Man charged in attack on Asian woman; new video released

Police say 38-year-old Brandon Elliot is the man seen punching and kicking the victim in a video that has made national headlines.

Video Transcript

- That suspect, 38-year-old Brandon Elliot, is set to appear in court at any moment.

- Police say Elliot is the man seen on video repeatedly punching and kicking a 65-year-old Asian-American woman who was on her way to church. Eyewitness News reporter Mike Marza live at the court in lower Manhattan. Mike.

MIKE MARZA: Sure, Lena. Joe, police say the accused attacker was staying in a hotel that had been turned into a homeless shelter just a few blocks from the scene of this attack, and was just released from prison for murdering his mother just 16 months ago.

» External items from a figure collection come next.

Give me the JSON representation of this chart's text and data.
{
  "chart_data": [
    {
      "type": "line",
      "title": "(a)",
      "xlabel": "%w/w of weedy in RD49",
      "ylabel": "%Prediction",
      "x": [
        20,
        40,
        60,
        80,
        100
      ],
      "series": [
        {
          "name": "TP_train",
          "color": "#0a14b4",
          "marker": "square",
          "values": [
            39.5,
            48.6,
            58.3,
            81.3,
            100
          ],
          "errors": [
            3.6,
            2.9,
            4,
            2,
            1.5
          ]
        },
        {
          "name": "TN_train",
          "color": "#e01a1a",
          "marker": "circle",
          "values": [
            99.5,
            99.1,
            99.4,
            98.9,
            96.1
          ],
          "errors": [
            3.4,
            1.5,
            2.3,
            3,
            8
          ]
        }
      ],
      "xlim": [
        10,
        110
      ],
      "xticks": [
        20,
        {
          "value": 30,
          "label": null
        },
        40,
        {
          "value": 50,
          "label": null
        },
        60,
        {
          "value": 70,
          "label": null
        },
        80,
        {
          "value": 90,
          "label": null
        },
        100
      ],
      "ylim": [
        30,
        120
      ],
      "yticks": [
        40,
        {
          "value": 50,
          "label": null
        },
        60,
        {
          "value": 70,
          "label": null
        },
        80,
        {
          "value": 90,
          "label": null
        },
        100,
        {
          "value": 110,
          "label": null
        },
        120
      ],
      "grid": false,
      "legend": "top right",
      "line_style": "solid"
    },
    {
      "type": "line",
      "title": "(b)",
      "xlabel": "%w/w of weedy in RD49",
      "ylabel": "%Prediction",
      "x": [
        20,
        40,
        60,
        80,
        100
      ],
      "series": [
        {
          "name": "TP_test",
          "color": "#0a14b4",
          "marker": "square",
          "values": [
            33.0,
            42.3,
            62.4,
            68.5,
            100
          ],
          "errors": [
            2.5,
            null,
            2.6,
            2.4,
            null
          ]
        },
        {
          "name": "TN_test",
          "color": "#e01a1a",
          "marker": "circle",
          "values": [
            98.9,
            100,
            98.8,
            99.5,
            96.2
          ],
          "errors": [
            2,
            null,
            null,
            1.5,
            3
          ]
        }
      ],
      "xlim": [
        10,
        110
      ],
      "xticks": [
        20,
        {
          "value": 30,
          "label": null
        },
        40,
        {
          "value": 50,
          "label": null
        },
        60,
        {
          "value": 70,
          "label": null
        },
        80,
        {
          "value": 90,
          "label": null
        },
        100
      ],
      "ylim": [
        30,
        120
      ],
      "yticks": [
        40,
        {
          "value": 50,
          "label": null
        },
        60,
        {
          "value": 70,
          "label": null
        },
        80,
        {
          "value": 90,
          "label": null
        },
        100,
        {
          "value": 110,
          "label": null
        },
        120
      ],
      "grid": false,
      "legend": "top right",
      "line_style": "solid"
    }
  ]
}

Police say this is 39-year-old Brandon Elliot seen in security video assaulting a 65-year-old Asian-American woman, yelling anti-Asian slurs. The attack happened as she was walking to church Monday afternoon on 43rd street near 9th Avenue. Police busted Elliot overnight, staking out a nearby hotel that's being used as a homeless shelter. He's on lifetime parole after serving 17 years in state prison for murdering his mother in the Bronx, stabbing her to death in 2002 in front of his five-year-old sister. He was released just 16 months ago. Mayor de Blasio has faced cries from residents and neighborhoods concerned about hotels being turned into shelters.

BILL DE BLASIO: We are going to have all the agencies work together to address these issues.

MIKE MARZA: Elliot was first arrested in July of 2000 for assaulting his mother in a fight over money when he was 17 years old. Police say he choked her and stole her jewelry. Several people in the area of Monday's assault called the tips hotline, identifying him as living in the hotel.

SHIRLEY NG: Did he received any mental health assistance to kind of reform him, or to help him realize what's right and what's wrong? And obviously, something failed.

MIKE MARZA: The worker seen on video at the apartment building that captured the assault-- who shut the door and didn't intervene-- had been suspended. The 65-year-old victim is Filipino-American. She was released from the hospital, now recovering from injuries including a broken pelvis. She is the latest victim in the wave of anti Asian-American crimes. There have been at least 33 crimes against Asian-Americans so far in New York City, compared to 29 in all of last year.

BARBARA YAU: I think that this city has done a horrible job at assessing and treating people. And at the same time, people need to be safe.

MIKE MARZA: Just last week, the NYPD's Asian-American hate crimes task force just announced some new initiatives in a way to combat some of these upticks in what they're seeing as far as crime-- including adding undercover officers on the streets, and two more detectives to the force. We expect to hear from them during an NYPD briefing that is set for a couple of hours.